Re: [PATCH v2] perf: Synchronously cleanup child events

From: Peter Zijlstra
Date: Wed Jan 20 2016 - 03:32:38 EST


On Tue, Jan 19, 2016 at 01:58:19PM -0800, Alexei Starovoitov wrote:
> On Tue, Jan 19, 2016 at 09:05:58PM +0100, Peter Zijlstra wrote:

> > The most obvious place that generates such magical references would be
> > the bpf arraymap doing perf_event_get() on things. There are a few other
> > places that take temp references (perf_mmap_close), but those are
> > 'short' lived and while ugly will not cause massive grief. The BPF one
> > OTOH is a real problem here.
> >
> > And looking at the BPF stuff, that code seems to assume
> > perf_event_kernel_release() := put_event(), so this patch breaks that
> > too.
> >
> >
> > Alexei, is there a reason the arraymap stuff needs a perf event ref as
> > opposed to a file ref? I'm forever a little confused on how perf<->bpf
> > works.
>
> A file ref will not work, since user space could have closed that
> perf_event file to avoid unnecessary FDs.

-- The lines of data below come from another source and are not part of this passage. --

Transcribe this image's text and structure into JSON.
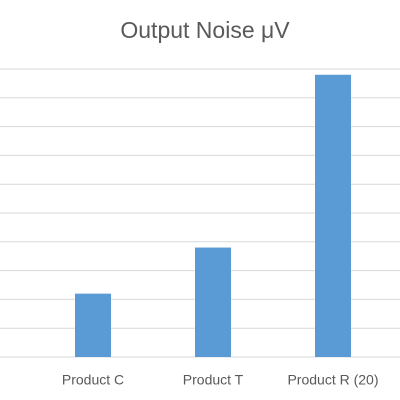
{
  "chart_data": {
    "type": "bar",
    "title": "Output Noise μV",
    "categories": [
      "Product C",
      "Product T",
      "Product R (20)"
    ],
    "values": [
      2.2,
      3.8,
      9.8
    ],
    "color": "#5b9bd5",
    "ylim": [
      0,
      10
    ],
    "yticks": [
      0,
      1,
      2,
      3,
      4,
      5,
      6,
      7,
      8,
      9,
      10
    ],
    "grid": true
  }
}
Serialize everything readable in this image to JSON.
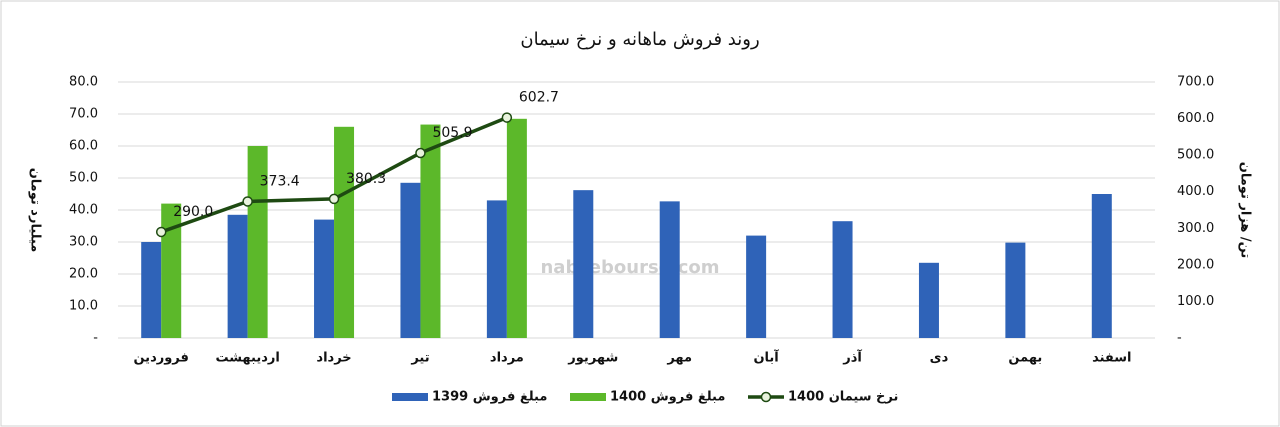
{
  "chart_data": {
    "type": "bar",
    "title": "روند فروش ماهانه و نرخ سیمان",
    "y_label": "میلیارد تومان",
    "y2_label": "تن/ هزار تومان",
    "watermark": "nabzebourse.com",
    "categories": [
      "فروردین",
      "اردیبهشت",
      "خرداد",
      "تیر",
      "مرداد",
      "شهریور",
      "مهر",
      "آبان",
      "آذر",
      "دی",
      "بهمن",
      "اسفند"
    ],
    "series": [
      {
        "name": "مبلغ فروش 1399",
        "type": "bar",
        "color": "#2f63b8",
        "values": [
          30.0,
          38.5,
          37.0,
          48.5,
          43.0,
          46.2,
          42.7,
          32.0,
          36.5,
          23.5,
          29.8,
          45.0
        ]
      },
      {
        "name": "مبلغ فروش 1400",
        "type": "bar",
        "color": "#5cb82a",
        "values": [
          42.0,
          60.0,
          66.0,
          66.7,
          68.5,
          null,
          null,
          null,
          null,
          null,
          null,
          null
        ]
      },
      {
        "name": "نرخ سیمان 1400",
        "type": "line",
        "axis": "y2",
        "color": "#1e4a12",
        "values": [
          290.0,
          373.4,
          380.3,
          505.9,
          602.7,
          null,
          null,
          null,
          null,
          null,
          null,
          null
        ],
        "value_labels": [
          "290.0",
          "373.4",
          "380.3",
          "505.9",
          "602.7",
          null,
          null,
          null,
          null,
          null,
          null,
          null
        ]
      }
    ],
    "ylim": [
      0,
      80
    ],
    "yticks": [
      {
        "value": 0,
        "label": "-"
      },
      {
        "value": 10,
        "label": "10.0"
      },
      {
        "value": 20,
        "label": "20.0"
      },
      {
        "value": 30,
        "label": "30.0"
      },
      {
        "value": 40,
        "label": "40.0"
      },
      {
        "value": 50,
        "label": "50.0"
      },
      {
        "value": 60,
        "label": "60.0"
      },
      {
        "value": 70,
        "label": "70.0"
      },
      {
        "value": 80,
        "label": "80.0"
      }
    ],
    "y2lim": [
      0,
      700
    ],
    "y2ticks": [
      {
        "value": 0,
        "label": "-"
      },
      {
        "value": 100,
        "label": "100.0"
      },
      {
        "value": 200,
        "label": "200.0"
      },
      {
        "value": 300,
        "label": "300.0"
      },
      {
        "value": 400,
        "label": "400.0"
      },
      {
        "value": 500,
        "label": "500.0"
      },
      {
        "value": 600,
        "label": "600.0"
      },
      {
        "value": 700,
        "label": "700.0"
      }
    ],
    "grid": true
  }
}
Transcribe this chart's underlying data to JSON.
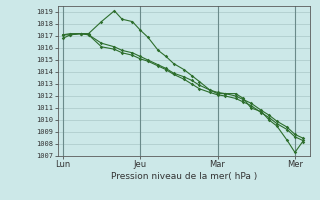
{
  "xlabel": "Pression niveau de la mer( hPa )",
  "background_color": "#cce8e8",
  "plot_bg_color": "#cce8e8",
  "grid_color": "#aac8c8",
  "grid_minor_color": "#bbdada",
  "line_color": "#2d6e2d",
  "spine_color": "#5a5a5a",
  "tick_color": "#333333",
  "ylim": [
    1007,
    1019.5
  ],
  "ytick_min": 1007,
  "ytick_max": 1019,
  "xtick_labels": [
    "Lun",
    "Jeu",
    "Mar",
    "Mer"
  ],
  "xtick_positions": [
    0,
    3,
    6,
    9
  ],
  "vline_color": "#6a8a8a",
  "line1_x": [
    0,
    0.3,
    0.7,
    1.0,
    1.5,
    2.0,
    2.3,
    2.7,
    3.0,
    3.3,
    3.7,
    4.0,
    4.3,
    4.7,
    5.0,
    5.3,
    5.7,
    6.0,
    6.3,
    6.7,
    7.0,
    7.3,
    7.7,
    8.0,
    8.3,
    8.7,
    9.0,
    9.3
  ],
  "line1_y": [
    1016.8,
    1017.1,
    1017.2,
    1017.2,
    1018.2,
    1019.1,
    1018.4,
    1018.2,
    1017.5,
    1016.9,
    1015.8,
    1015.3,
    1014.7,
    1014.2,
    1013.7,
    1013.2,
    1012.5,
    1012.2,
    1012.2,
    1012.2,
    1011.8,
    1011.0,
    1010.7,
    1010.0,
    1009.5,
    1008.3,
    1007.3,
    1008.2
  ],
  "line2_x": [
    0,
    0.3,
    0.7,
    1.0,
    1.5,
    2.0,
    2.3,
    2.7,
    3.0,
    3.3,
    3.7,
    4.0,
    4.3,
    4.7,
    5.0,
    5.3,
    5.7,
    6.0,
    6.3,
    6.7,
    7.0,
    7.3,
    7.7,
    8.0,
    8.3,
    8.7,
    9.0,
    9.3
  ],
  "line2_y": [
    1017.1,
    1017.1,
    1017.2,
    1017.1,
    1016.4,
    1016.1,
    1015.8,
    1015.6,
    1015.3,
    1015.0,
    1014.6,
    1014.3,
    1013.9,
    1013.6,
    1013.3,
    1012.9,
    1012.5,
    1012.3,
    1012.2,
    1012.0,
    1011.7,
    1011.4,
    1010.8,
    1010.4,
    1009.9,
    1009.4,
    1008.8,
    1008.5
  ],
  "line3_x": [
    0,
    0.3,
    0.7,
    1.0,
    1.5,
    2.0,
    2.3,
    2.7,
    3.0,
    3.3,
    3.7,
    4.0,
    4.3,
    4.7,
    5.0,
    5.3,
    5.7,
    6.0,
    6.3,
    6.7,
    7.0,
    7.3,
    7.7,
    8.0,
    8.3,
    8.7,
    9.0,
    9.3
  ],
  "line3_y": [
    1017.1,
    1017.2,
    1017.2,
    1017.1,
    1016.1,
    1015.9,
    1015.6,
    1015.4,
    1015.1,
    1014.9,
    1014.5,
    1014.2,
    1013.8,
    1013.4,
    1013.0,
    1012.6,
    1012.3,
    1012.1,
    1012.0,
    1011.8,
    1011.5,
    1011.2,
    1010.6,
    1010.2,
    1009.7,
    1009.2,
    1008.6,
    1008.3
  ]
}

So I'm (possibly again) confused on how BPF works.

I thought the reason you handed in perf events from userspace; as
opposed to creating your own with perf_event_create_kernel_counter();
was because userspace was interested in the output.

Also, BPF should not be a way to get around the filedesc resource limit.

> Program only need the stable pointer to 'struct perf_event' which
> it will use while running.
> At the end it will call perf_event_kernel_release() which
> is == put_event().
> It was the case that 'perf_events' were normal refcnt-ed structures
> and the last guy frees it.

Sort-of, but user events are (or should be, rather) tied to the filedesc
to account the resources used.

There is also the event->owner field, we track the task that created the
event, with your current scheme that is left dangling once userspace
closes the last filedesc and you still have a ref open.

> This put_event_last() logic definitely looks problematic.
> There are no ordering guarantees.
> User space may close FD, while struct perf_event is still alive.
> The loop around perf_event_last() looks buggy.
> I'm obviously missing the main goal of this patch.

Right, so the patch in question tries to synchronously clean up
everything related to the counter when we close the file. Such that the
file better reflects the actual resource usage.

Currently we do this async (and with holes).


In short, user created event really should be filedesc based, yes we
have event references, but those 'should' be short lived.